The Constitution does not describe such a method, and no one has ever tried to do so in the history of this imperfect union. Therefore, it cannot be prohibited. We know that during and immediately following the U.S. Civil War, some States attempted to secede from the U.S. to join the Confederate States of America. They were treated unconstitutionally for being denied the right to secede; they were still not allowed to be represented in Congress. They were demanded to end their insurrections, and a post-war government had to be approved by the Union forces in the Reconstruction era was in place. They were effectively stripped of all representation and treated themselves as slaves.

The Union States cleverly claimed that being denied Due Process of Law and stripped of representation in Congress, somehow using legal fiction, this was not on the theory that these areas had ceased to be States of the Union. The legal fiction used was based on the idea that there was a vacancy in the positions because these areas had not held elections for the U.S. House of Representatives.

Now comes the 14th Amendment, which was, at best, not Constitutionally valid.  The 14th Amendment to the United States Constitution was adopted on July 9, 1868, as one of the Reconstruction Amendments. It has been hailed as addressing citizenship rights and equal protection under the law for former slaves. However, it is punitive and a denial of Due Process in and of itself, for the defeated Confederacy bitterly contested the amendment. They were denied all representation in Congress and had been defeated militarily. They were given NO CHOICE and were forced to ratify it in order to regain representation in Congress. But if they were not represented, then how could they ratify the Amendment?

It was ratified by duress, and that is fraud under the law. Still, people sometimes sign contracts privately under duress or because of undue influence or coercion. These are all legal terms referring to questionable tactics, and they may invalidate a contract. This is my argument that the 14th Amendment is unconstitutional, for the South was denied representation unless they ratified the Amendment.

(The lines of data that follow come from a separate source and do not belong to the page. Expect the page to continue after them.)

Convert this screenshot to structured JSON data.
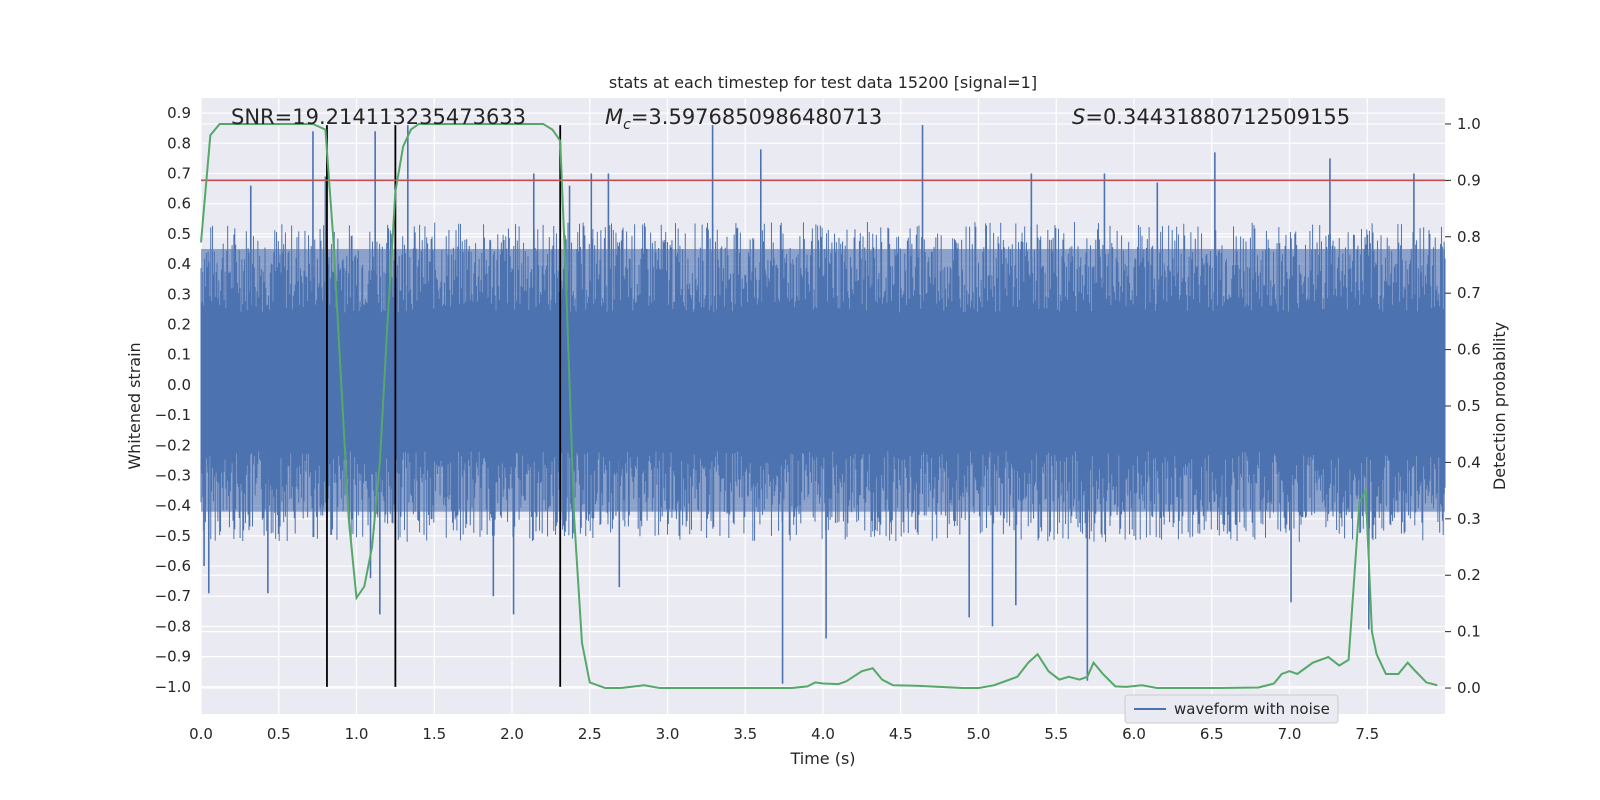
{
  "chart_data": {
    "type": "line",
    "title": "stats at each timestep for test data 15200 [signal=1]",
    "xlabel": "Time (s)",
    "ylabel": "Whitened strain",
    "y2label": "Detection probability",
    "xlim": [
      0.0,
      8.0
    ],
    "ylim": [
      -1.09,
      0.95
    ],
    "y2lim": [
      -0.046,
      1.046
    ],
    "xticks": [
      0.0,
      0.5,
      1.0,
      1.5,
      2.0,
      2.5,
      3.0,
      3.5,
      4.0,
      4.5,
      5.0,
      5.5,
      6.0,
      6.5,
      7.0,
      7.5
    ],
    "xtick_labels": [
      "0.0",
      "0.5",
      "1.0",
      "1.5",
      "2.0",
      "2.5",
      "3.0",
      "3.5",
      "4.0",
      "4.5",
      "5.0",
      "5.5",
      "6.0",
      "6.5",
      "7.0",
      "7.5"
    ],
    "yticks": [
      0.9,
      0.8,
      0.7,
      0.6,
      0.5,
      0.4,
      0.3,
      0.2,
      0.1,
      0.0,
      -0.1,
      -0.2,
      -0.3,
      -0.4,
      -0.5,
      -0.6,
      -0.7,
      -0.8,
      -0.9,
      -1.0
    ],
    "ytick_labels": [
      "0.9",
      "0.8",
      "0.7",
      "0.6",
      "0.5",
      "0.4",
      "0.3",
      "0.2",
      "0.1",
      "0.0",
      "−0.1",
      "−0.2",
      "−0.3",
      "−0.4",
      "−0.5",
      "−0.6",
      "−0.7",
      "−0.8",
      "−0.9",
      "−1.0"
    ],
    "y2ticks": [
      1.0,
      0.9,
      0.8,
      0.7,
      0.6,
      0.5,
      0.4,
      0.3,
      0.2,
      0.1,
      0.0
    ],
    "y2tick_labels": [
      "1.0",
      "0.9",
      "0.8",
      "0.7",
      "0.6",
      "0.5",
      "0.4",
      "0.3",
      "0.2",
      "0.1",
      "0.0"
    ],
    "grid": true,
    "annotations": {
      "snr": "SNR=19.214113235473633",
      "mc_symbol": "M",
      "mc_sub": "c",
      "mc_value": "=3.5976850986480713",
      "s_symbol": "S",
      "s_value": "=0.34431880712509155"
    },
    "threshold": {
      "y2": 0.9,
      "color": "#c44e52"
    },
    "vertical_markers": {
      "x": [
        0.81,
        1.25,
        2.31
      ],
      "y_range": [
        -1.0,
        0.86
      ],
      "color": "#000000"
    },
    "legend": {
      "position": "lower-right",
      "entries": [
        {
          "label": "waveform with noise",
          "color": "#4c72b0"
        }
      ]
    },
    "waveform": {
      "name": "waveform with noise",
      "color": "#4c72b0",
      "typical_envelope": [
        -0.42,
        0.45
      ],
      "spikes": [
        {
          "x": 0.02,
          "y": -0.6
        },
        {
          "x": 0.05,
          "y": -0.69
        },
        {
          "x": 0.32,
          "y": 0.66
        },
        {
          "x": 0.43,
          "y": -0.69
        },
        {
          "x": 0.72,
          "y": 0.84
        },
        {
          "x": 0.8,
          "y": 0.69
        },
        {
          "x": 1.09,
          "y": -0.64
        },
        {
          "x": 1.12,
          "y": 0.84
        },
        {
          "x": 1.15,
          "y": -0.76
        },
        {
          "x": 1.33,
          "y": 0.86
        },
        {
          "x": 1.88,
          "y": -0.7
        },
        {
          "x": 2.01,
          "y": -0.76
        },
        {
          "x": 2.14,
          "y": 0.7
        },
        {
          "x": 2.37,
          "y": 0.66
        },
        {
          "x": 2.51,
          "y": 0.7
        },
        {
          "x": 2.62,
          "y": 0.7
        },
        {
          "x": 2.69,
          "y": -0.67
        },
        {
          "x": 3.29,
          "y": 0.86
        },
        {
          "x": 3.6,
          "y": 0.78
        },
        {
          "x": 3.74,
          "y": -0.99
        },
        {
          "x": 4.02,
          "y": -0.84
        },
        {
          "x": 4.64,
          "y": 0.86
        },
        {
          "x": 4.94,
          "y": -0.77
        },
        {
          "x": 5.09,
          "y": -0.8
        },
        {
          "x": 5.24,
          "y": -0.73
        },
        {
          "x": 5.34,
          "y": 0.7
        },
        {
          "x": 5.7,
          "y": -0.98
        },
        {
          "x": 5.81,
          "y": 0.7
        },
        {
          "x": 6.15,
          "y": 0.67
        },
        {
          "x": 6.52,
          "y": 0.77
        },
        {
          "x": 7.01,
          "y": -0.72
        },
        {
          "x": 7.26,
          "y": 0.75
        },
        {
          "x": 7.51,
          "y": -0.81
        },
        {
          "x": 7.8,
          "y": 0.7
        }
      ]
    },
    "probability": {
      "color": "#55a868",
      "x": [
        0.0,
        0.06,
        0.12,
        0.2,
        0.4,
        0.6,
        0.72,
        0.8,
        0.85,
        0.9,
        0.95,
        1.0,
        1.05,
        1.1,
        1.15,
        1.2,
        1.25,
        1.3,
        1.35,
        1.4,
        1.45,
        1.5,
        1.6,
        1.8,
        2.0,
        2.2,
        2.26,
        2.31,
        2.35,
        2.4,
        2.45,
        2.5,
        2.6,
        2.7,
        2.85,
        2.95,
        3.2,
        3.5,
        3.8,
        3.9,
        3.95,
        4.0,
        4.1,
        4.15,
        4.25,
        4.32,
        4.38,
        4.45,
        4.6,
        4.75,
        4.9,
        5.0,
        5.1,
        5.25,
        5.32,
        5.38,
        5.45,
        5.52,
        5.58,
        5.65,
        5.7,
        5.74,
        5.8,
        5.88,
        5.95,
        6.05,
        6.15,
        6.3,
        6.55,
        6.8,
        6.9,
        6.95,
        7.0,
        7.05,
        7.15,
        7.25,
        7.32,
        7.38,
        7.45,
        7.49,
        7.53,
        7.56,
        7.62,
        7.7,
        7.76,
        7.81,
        7.88,
        7.95
      ],
      "y": [
        0.79,
        0.98,
        1.0,
        1.0,
        1.0,
        1.0,
        1.0,
        0.99,
        0.8,
        0.55,
        0.3,
        0.16,
        0.18,
        0.25,
        0.4,
        0.65,
        0.88,
        0.96,
        0.99,
        1.0,
        1.0,
        1.0,
        1.0,
        1.0,
        1.0,
        1.0,
        0.99,
        0.97,
        0.7,
        0.3,
        0.08,
        0.01,
        0.0,
        0.0,
        0.005,
        0.0,
        0.0,
        0.0,
        0.0,
        0.003,
        0.01,
        0.008,
        0.007,
        0.012,
        0.03,
        0.035,
        0.015,
        0.005,
        0.004,
        0.002,
        0.0,
        0.0,
        0.005,
        0.02,
        0.045,
        0.06,
        0.03,
        0.015,
        0.02,
        0.015,
        0.02,
        0.045,
        0.025,
        0.003,
        0.002,
        0.005,
        0.0,
        0.0,
        0.0,
        0.001,
        0.008,
        0.025,
        0.03,
        0.025,
        0.045,
        0.055,
        0.04,
        0.05,
        0.33,
        0.35,
        0.1,
        0.06,
        0.025,
        0.025,
        0.045,
        0.03,
        0.01,
        0.005
      ]
    }
  }
}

They could elect no one and not appoint even a Senator. This is why they are now trying to apply this abuse of process to Trump, claiming anyone who participated in an “insurrection” can not hold office. That was retribution and punitive and stripped the rights of the people denying them to be fairly represented in Congress.

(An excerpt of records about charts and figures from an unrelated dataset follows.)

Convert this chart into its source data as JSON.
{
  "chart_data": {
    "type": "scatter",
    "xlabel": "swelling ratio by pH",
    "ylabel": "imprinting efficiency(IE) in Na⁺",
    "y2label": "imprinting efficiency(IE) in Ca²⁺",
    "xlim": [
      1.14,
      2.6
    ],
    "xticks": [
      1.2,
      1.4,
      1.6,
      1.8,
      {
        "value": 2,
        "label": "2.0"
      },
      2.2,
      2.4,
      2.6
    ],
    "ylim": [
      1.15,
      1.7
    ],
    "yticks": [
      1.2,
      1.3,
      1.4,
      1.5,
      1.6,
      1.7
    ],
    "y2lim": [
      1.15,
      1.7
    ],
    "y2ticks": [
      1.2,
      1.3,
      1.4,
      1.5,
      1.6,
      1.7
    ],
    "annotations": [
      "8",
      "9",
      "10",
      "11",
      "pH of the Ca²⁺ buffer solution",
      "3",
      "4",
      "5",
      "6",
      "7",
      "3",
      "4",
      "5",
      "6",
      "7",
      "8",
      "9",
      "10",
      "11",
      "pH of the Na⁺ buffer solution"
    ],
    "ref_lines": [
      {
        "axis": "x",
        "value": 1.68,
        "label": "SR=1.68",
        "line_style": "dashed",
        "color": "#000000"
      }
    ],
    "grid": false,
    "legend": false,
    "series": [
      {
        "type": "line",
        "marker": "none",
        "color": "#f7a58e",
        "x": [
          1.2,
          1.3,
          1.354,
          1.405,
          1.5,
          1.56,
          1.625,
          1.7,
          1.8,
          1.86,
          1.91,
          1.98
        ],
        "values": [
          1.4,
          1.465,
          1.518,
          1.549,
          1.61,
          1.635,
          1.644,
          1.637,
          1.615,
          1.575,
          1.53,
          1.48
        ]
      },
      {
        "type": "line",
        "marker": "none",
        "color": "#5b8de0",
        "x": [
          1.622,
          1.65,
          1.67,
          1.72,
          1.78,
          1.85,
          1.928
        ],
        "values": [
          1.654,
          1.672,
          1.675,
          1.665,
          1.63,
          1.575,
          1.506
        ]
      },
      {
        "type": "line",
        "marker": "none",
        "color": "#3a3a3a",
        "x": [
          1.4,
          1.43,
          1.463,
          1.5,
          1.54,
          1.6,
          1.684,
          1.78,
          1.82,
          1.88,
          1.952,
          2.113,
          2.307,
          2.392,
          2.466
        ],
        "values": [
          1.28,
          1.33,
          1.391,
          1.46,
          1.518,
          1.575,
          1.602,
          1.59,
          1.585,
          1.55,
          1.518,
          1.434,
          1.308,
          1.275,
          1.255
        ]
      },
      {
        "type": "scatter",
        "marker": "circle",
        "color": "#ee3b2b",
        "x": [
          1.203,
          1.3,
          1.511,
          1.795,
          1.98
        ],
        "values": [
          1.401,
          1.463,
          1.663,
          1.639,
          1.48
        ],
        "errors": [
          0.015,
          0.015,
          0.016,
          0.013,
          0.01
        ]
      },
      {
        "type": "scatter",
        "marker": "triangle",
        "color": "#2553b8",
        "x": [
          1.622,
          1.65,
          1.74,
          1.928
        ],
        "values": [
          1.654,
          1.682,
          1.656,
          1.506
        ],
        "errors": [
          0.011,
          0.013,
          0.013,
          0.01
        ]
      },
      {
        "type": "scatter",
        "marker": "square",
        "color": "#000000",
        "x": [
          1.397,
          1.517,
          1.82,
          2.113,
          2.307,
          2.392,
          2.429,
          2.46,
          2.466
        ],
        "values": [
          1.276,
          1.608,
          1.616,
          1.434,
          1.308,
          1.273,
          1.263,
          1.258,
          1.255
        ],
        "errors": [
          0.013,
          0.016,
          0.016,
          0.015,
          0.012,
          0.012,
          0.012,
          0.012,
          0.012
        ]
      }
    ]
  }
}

Prior to the 14th Amendment, this denial of U.S. government representation was viewed as a function of practical reality and the war powers of Congress, and perhaps the “invasion or insurrection” and “Republican government” clauses of the U.S. Constitution. There was absolutely no constitutional validity to the actions taken by the Union. It cannot be a free government of the people when the people are not free to elect whomever they desire.

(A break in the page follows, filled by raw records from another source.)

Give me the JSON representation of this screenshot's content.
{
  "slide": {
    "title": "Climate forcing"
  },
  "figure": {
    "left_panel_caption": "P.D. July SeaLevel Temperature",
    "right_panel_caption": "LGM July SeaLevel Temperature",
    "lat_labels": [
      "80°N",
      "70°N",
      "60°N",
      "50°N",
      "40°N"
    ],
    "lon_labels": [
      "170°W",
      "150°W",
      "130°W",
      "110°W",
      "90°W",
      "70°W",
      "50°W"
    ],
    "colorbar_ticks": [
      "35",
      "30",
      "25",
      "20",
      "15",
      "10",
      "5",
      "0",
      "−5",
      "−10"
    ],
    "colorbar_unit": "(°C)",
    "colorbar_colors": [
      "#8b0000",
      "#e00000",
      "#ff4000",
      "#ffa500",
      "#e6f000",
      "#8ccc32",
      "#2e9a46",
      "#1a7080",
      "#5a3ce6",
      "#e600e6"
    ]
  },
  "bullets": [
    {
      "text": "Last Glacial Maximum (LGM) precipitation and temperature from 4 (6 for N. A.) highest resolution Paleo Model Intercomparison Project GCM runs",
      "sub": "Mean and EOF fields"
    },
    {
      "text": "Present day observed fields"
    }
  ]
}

There is precedent for the expulsion of a Member of Congress. The United States Constitution (Article I, Section 5, Clause 2) provides that “Each House [of Congress] may determine the Rules of its proceedings, punish its members for disorderly behavior, and, with the concurrence of two-thirds, expel a member.” There is a legal maxim known as:

Everything which is not forbidden is allowed.

It is the legal concept that any action can be taken unless a law is against it. It is also known in some situations as the “general power of competence,” whereby the body or person being regulated is acknowledged to have a competent judgment of their scope of action. Suppose we apply this to expelling the State of California from the United States. In that case, NO law stands in the way, and the precedent from the Civil War is bogus and unconstitutional, which was railroaded by military force.